In your Sonatina Analysis. (First Step) egin with harmonic reduction — do not reduce the melody; instead write it in its entirety, with rhythm, with steps pointed upward, on horizontal staff paper. Write most of the other notes without stems or rhythmic information, but placing them in approximately their relationship to the melody in time.
Complete a harmonic analysis sufficient to comprehend prolongational, intermediate, and cadential harmony and melody. It’s often clarifying to begin with cadences.
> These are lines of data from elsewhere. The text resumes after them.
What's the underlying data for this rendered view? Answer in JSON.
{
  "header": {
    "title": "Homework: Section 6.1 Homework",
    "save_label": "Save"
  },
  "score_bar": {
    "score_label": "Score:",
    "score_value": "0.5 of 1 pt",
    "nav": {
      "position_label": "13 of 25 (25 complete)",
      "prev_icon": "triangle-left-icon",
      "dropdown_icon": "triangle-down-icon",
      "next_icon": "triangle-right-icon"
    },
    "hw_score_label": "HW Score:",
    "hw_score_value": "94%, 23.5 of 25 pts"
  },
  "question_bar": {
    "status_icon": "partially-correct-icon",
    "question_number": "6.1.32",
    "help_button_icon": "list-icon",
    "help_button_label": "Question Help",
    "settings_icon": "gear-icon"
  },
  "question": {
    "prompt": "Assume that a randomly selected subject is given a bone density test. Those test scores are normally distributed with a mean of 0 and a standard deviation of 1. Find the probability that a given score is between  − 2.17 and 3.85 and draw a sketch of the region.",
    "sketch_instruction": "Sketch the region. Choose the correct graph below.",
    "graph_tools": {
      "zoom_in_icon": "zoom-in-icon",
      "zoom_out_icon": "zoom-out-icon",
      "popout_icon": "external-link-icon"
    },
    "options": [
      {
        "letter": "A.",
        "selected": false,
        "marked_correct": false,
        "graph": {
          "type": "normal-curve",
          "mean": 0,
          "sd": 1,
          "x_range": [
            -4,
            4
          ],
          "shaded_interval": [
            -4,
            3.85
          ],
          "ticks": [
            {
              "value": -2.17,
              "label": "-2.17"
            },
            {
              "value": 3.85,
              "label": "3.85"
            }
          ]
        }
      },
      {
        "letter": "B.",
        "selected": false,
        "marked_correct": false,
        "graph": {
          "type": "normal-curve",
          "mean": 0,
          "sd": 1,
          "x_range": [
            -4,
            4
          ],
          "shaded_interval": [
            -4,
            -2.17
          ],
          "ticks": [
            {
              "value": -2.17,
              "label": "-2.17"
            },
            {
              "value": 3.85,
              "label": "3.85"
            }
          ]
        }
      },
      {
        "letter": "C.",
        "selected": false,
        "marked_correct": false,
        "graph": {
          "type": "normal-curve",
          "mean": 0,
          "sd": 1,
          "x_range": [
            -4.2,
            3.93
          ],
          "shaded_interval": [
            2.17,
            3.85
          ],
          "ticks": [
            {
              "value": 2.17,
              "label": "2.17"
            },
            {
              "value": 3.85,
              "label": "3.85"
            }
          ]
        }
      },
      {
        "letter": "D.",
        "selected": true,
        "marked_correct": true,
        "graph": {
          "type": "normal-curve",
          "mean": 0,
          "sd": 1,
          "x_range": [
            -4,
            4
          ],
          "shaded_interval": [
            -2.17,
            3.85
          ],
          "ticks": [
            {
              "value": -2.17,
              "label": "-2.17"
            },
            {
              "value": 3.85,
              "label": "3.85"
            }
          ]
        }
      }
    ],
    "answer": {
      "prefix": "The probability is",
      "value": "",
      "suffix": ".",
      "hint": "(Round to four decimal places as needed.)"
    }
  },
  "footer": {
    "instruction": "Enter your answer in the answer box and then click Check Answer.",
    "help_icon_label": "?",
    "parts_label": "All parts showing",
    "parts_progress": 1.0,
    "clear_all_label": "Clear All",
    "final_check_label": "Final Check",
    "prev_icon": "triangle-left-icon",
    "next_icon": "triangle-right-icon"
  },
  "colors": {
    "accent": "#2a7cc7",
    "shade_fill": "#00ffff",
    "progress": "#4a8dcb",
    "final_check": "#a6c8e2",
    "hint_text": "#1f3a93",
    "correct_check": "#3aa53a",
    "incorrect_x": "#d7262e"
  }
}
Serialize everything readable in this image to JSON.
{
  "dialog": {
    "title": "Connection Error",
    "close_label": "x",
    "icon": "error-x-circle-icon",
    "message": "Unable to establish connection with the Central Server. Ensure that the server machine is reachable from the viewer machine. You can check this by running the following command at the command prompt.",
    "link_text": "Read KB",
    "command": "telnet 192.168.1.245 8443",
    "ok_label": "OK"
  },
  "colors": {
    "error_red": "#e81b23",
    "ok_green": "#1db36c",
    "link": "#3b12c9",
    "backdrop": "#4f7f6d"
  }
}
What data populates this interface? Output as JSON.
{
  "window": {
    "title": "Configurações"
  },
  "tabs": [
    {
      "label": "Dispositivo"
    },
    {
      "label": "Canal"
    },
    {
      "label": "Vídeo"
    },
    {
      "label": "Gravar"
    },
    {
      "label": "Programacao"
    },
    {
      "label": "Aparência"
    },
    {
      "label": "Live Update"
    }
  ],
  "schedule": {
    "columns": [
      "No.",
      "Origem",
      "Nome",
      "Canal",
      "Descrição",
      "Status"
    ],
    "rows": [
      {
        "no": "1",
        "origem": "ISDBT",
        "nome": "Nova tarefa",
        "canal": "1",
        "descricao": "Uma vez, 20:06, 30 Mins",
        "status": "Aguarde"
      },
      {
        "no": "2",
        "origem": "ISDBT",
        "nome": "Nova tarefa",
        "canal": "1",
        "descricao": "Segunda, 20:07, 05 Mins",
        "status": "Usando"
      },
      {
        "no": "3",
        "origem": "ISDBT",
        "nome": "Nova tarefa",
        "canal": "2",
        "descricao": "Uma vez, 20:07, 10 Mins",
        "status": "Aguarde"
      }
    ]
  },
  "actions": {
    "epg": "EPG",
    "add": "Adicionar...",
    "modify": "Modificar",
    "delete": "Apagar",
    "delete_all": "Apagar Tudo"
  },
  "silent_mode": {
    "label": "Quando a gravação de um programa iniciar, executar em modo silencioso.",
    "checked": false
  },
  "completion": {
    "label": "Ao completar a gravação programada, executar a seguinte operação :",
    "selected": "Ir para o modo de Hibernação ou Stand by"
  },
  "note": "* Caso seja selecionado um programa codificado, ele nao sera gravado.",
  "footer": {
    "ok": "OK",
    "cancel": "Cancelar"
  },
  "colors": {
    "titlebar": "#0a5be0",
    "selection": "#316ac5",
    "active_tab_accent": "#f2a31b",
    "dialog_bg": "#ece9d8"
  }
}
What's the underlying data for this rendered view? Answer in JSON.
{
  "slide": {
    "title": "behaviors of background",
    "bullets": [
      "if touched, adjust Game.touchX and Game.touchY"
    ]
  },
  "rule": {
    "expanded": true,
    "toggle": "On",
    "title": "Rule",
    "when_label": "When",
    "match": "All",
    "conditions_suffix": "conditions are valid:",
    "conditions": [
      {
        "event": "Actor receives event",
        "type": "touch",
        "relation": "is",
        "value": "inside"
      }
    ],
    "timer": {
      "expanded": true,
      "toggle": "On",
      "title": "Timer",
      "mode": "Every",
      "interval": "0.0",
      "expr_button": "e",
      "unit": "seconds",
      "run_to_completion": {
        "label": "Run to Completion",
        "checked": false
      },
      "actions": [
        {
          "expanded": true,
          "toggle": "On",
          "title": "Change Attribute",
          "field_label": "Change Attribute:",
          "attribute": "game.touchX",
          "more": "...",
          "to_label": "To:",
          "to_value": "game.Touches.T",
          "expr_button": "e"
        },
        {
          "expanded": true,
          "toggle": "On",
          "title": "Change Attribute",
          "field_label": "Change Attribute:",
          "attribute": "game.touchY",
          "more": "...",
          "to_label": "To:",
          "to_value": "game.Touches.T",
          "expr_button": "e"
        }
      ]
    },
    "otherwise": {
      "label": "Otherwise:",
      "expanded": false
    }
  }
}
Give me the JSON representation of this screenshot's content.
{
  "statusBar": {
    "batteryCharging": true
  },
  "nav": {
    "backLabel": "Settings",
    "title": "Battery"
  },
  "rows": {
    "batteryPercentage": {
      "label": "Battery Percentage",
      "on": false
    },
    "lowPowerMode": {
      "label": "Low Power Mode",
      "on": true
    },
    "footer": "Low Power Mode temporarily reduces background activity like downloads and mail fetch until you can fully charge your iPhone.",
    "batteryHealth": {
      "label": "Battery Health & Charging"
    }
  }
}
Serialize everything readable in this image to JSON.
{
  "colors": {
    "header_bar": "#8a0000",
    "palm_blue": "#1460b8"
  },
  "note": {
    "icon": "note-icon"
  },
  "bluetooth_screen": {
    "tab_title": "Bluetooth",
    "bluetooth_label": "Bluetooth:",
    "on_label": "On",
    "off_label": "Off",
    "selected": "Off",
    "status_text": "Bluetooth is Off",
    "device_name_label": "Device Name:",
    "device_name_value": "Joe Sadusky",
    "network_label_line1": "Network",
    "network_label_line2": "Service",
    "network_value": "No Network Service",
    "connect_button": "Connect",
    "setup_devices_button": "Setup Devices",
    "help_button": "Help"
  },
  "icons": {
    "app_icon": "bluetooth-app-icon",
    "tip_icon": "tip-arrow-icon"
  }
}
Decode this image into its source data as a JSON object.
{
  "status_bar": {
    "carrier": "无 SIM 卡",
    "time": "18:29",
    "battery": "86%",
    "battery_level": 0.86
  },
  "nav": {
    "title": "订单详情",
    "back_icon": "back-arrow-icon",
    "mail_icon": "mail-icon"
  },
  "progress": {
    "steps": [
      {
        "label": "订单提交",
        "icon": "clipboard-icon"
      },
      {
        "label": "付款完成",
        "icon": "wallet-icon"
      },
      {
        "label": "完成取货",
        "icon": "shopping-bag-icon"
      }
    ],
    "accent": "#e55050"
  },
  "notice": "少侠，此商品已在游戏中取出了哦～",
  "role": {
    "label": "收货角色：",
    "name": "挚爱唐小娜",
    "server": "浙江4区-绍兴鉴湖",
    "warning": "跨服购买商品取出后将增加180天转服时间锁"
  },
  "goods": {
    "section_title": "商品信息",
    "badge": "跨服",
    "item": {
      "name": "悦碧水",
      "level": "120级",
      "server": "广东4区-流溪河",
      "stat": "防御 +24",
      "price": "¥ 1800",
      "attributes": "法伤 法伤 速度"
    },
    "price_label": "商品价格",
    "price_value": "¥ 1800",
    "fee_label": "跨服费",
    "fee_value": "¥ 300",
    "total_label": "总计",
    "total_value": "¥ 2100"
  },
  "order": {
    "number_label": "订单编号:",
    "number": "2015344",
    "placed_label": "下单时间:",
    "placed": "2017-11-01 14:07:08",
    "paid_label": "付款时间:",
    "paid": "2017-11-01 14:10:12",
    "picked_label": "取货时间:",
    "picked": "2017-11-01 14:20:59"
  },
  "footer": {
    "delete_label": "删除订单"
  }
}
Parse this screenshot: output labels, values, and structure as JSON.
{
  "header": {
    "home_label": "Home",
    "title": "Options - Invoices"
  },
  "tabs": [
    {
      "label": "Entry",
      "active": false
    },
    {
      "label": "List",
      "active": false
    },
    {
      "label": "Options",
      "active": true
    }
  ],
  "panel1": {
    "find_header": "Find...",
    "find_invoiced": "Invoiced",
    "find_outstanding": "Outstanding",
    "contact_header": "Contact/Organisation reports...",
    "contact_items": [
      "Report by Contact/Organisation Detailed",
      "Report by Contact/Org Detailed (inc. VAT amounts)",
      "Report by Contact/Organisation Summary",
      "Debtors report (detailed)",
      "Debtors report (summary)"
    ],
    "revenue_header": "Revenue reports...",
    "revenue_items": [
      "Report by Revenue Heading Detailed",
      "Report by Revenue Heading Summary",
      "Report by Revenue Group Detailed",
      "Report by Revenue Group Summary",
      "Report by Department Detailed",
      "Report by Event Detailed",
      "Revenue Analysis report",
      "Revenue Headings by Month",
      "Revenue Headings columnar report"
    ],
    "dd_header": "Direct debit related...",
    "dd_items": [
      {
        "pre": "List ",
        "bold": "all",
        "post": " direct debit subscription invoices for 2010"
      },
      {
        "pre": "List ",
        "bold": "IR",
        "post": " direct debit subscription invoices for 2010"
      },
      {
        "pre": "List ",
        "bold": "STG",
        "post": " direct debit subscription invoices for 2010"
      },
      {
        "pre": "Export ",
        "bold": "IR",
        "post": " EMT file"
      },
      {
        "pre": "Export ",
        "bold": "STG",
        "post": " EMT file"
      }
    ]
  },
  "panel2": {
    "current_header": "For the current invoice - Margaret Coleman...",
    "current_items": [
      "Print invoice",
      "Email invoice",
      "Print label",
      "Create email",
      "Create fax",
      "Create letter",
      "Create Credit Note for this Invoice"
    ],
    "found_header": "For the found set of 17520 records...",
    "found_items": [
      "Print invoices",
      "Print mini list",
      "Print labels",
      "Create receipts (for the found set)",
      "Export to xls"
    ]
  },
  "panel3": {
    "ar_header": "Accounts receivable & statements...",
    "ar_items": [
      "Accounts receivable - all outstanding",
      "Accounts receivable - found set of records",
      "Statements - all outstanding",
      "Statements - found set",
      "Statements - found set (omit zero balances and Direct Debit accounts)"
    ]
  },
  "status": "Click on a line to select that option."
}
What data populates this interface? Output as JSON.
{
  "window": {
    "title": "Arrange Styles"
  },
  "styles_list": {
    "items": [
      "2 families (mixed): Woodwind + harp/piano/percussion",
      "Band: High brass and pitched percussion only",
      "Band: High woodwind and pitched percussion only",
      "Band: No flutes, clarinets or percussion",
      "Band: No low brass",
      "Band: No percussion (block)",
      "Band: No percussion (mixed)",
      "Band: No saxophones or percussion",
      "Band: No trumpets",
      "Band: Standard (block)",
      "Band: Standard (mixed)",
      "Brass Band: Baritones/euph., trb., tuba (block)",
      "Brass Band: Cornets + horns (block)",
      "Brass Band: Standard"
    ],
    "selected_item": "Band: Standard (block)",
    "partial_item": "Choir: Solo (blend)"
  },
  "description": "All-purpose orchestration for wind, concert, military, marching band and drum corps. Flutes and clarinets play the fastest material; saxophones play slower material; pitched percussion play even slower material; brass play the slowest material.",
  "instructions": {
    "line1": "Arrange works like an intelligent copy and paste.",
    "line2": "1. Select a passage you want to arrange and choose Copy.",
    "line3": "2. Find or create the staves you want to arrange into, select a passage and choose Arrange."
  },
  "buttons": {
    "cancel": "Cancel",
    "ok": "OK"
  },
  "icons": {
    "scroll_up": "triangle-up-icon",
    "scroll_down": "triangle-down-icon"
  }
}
You do not need to label these three kinds of harmony; instead, make them clear by using two stems each for melody (stems upward) and harmony (stems downward from the bass) to indicate your sense of the the “essential” cadence, one stem each (for melody and harmony) to indicate a prolongational note that seems to cohere to the cadence. Indicate intermediate harmony with a slurred bass note showing “pre-cadential” harmony; usually a predominate chord leading to the dominant. Intermediate harmony is not stemmed, but is marked “PD”.
That’s all that’s required of you. But make note of any elaborations you see, that might help you in the next step, to identify the structure that connects the three kinds of harmonic and melodic information. Remember, each elaboration you see should be an elaboration of something, i.e. whether it’s a neighbor note, a voice exchange, or an unfolding, the elaboration should be connected to a note that, on some level of structure, harmonically supported and strongly related to one of the three kinds of harmony.